5. Recommendations: What We Should Do in 2025
After all this, here’s what I’d do if I were running a show in 2025:
- Spill the total cost: Tell people upfront about parking, food, travel. Partner with nearby lots for free or discounted parking.
- Cap public tickets for premium events: 100–200 is the sweet spot. Makes people want in.
- Stop the gimmicks: Focus on smooth setup, fast Wi-Fi, and fair hours. Ditch the raffles and speeches.
- Try the suburbs: Near airports, with shuttles. It works if you plan it right.
- Split the day:
Dealers: 8 AM – 6 PM | Public: 11 AM – 5 PM. - Mix in the museum vibe: Add ANA-style exhibits. Pull in collectors with stories, not just sales.
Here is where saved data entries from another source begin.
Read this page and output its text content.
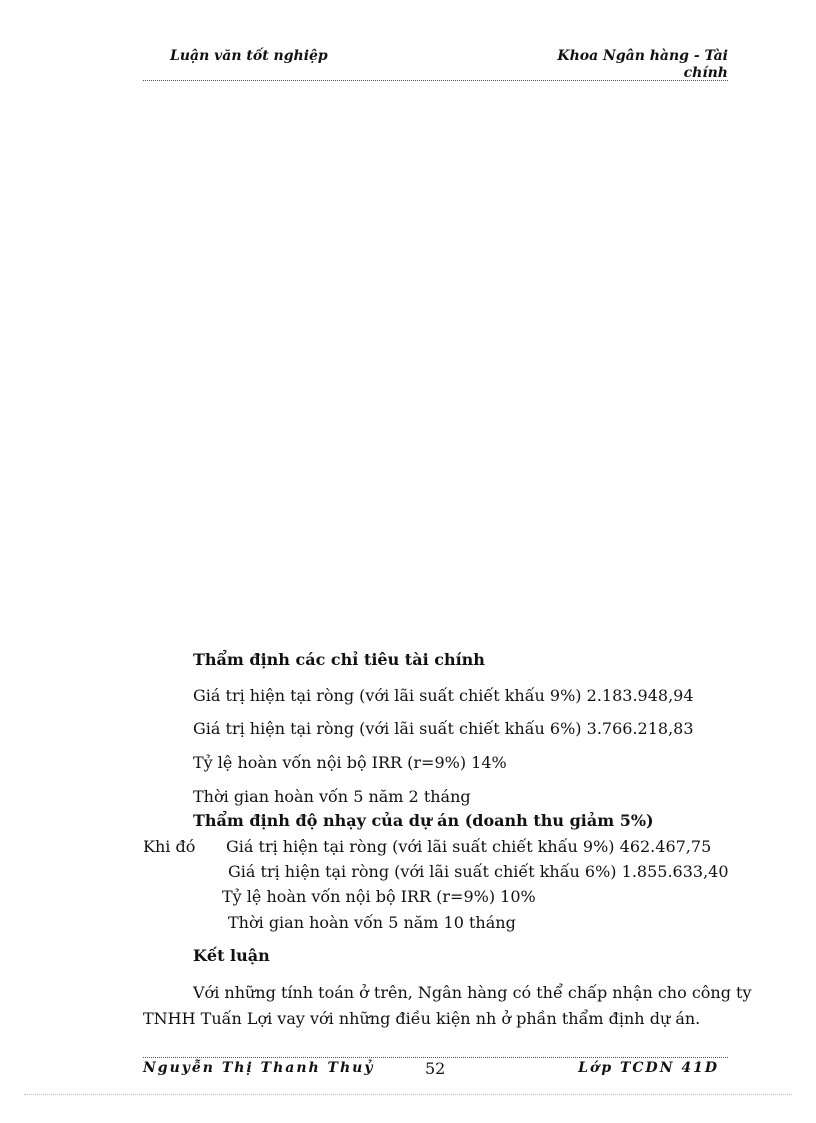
Luận văn tốt nghiệp	Khoa Ngân hàng - Tài
chính
Thẩm định các chỉ tiêu tài chính
Giá trị hiện tại ròng (với lãi suất chiết khấu 9%) 2.183.948,94
Giá trị hiện tại ròng (với lãi suất chiết khấu 6%) 3.766.218,83
Tỷ lệ hoàn vốn nội bộ IRR (r=9%) 14%
Thời gian hoàn vốn 5 năm 2 tháng
Thẩm định độ nhạy của dự án (doanh thu giảm 5%)
Khi đó Giá trị hiện tại ròng (với lãi suất chiết khấu 9%) 462.467,75
Giá trị hiện tại ròng (với lãi suất chiết khấu 6%) 1.855.633,40
Tỷ lệ hoàn vốn nội bộ IRR (r=9%) 10%
Thời gian hoàn vốn 5 năm 10 tháng
Kết luận
Với những tính toán ở trên, Ngân hàng có thể chấp nhận cho công ty
TNHH Tuấn Lợi vay với những điều kiện nh ở phần thẩm định dự án.
Nguyễn Thị Thanh Thuỷ	52	Lớp TCDN 41D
Conclusion: The Future of Coin Shows Is Experience, Not History
The Long Beach fade-out isn’t about poor management. It’s about what people expect now. Collectors want a good time, not a crowd. Dealers want profit, not exposure for exposure’s sake. The shows that survive will be the ones that put people first, keep costs fair, and try smart ideas—not stunts.
The PCGS Irvine show (Oct 22–24, 2025) is the first real test of this new playbook. Will it work? Maybe not perfectly. But it’s trying. And that matters. My guess? Limited access, clear pricing, and dealer support will win. The days of “just park at the mall” are done. The future? Deliberate. Designed. Worth the trip.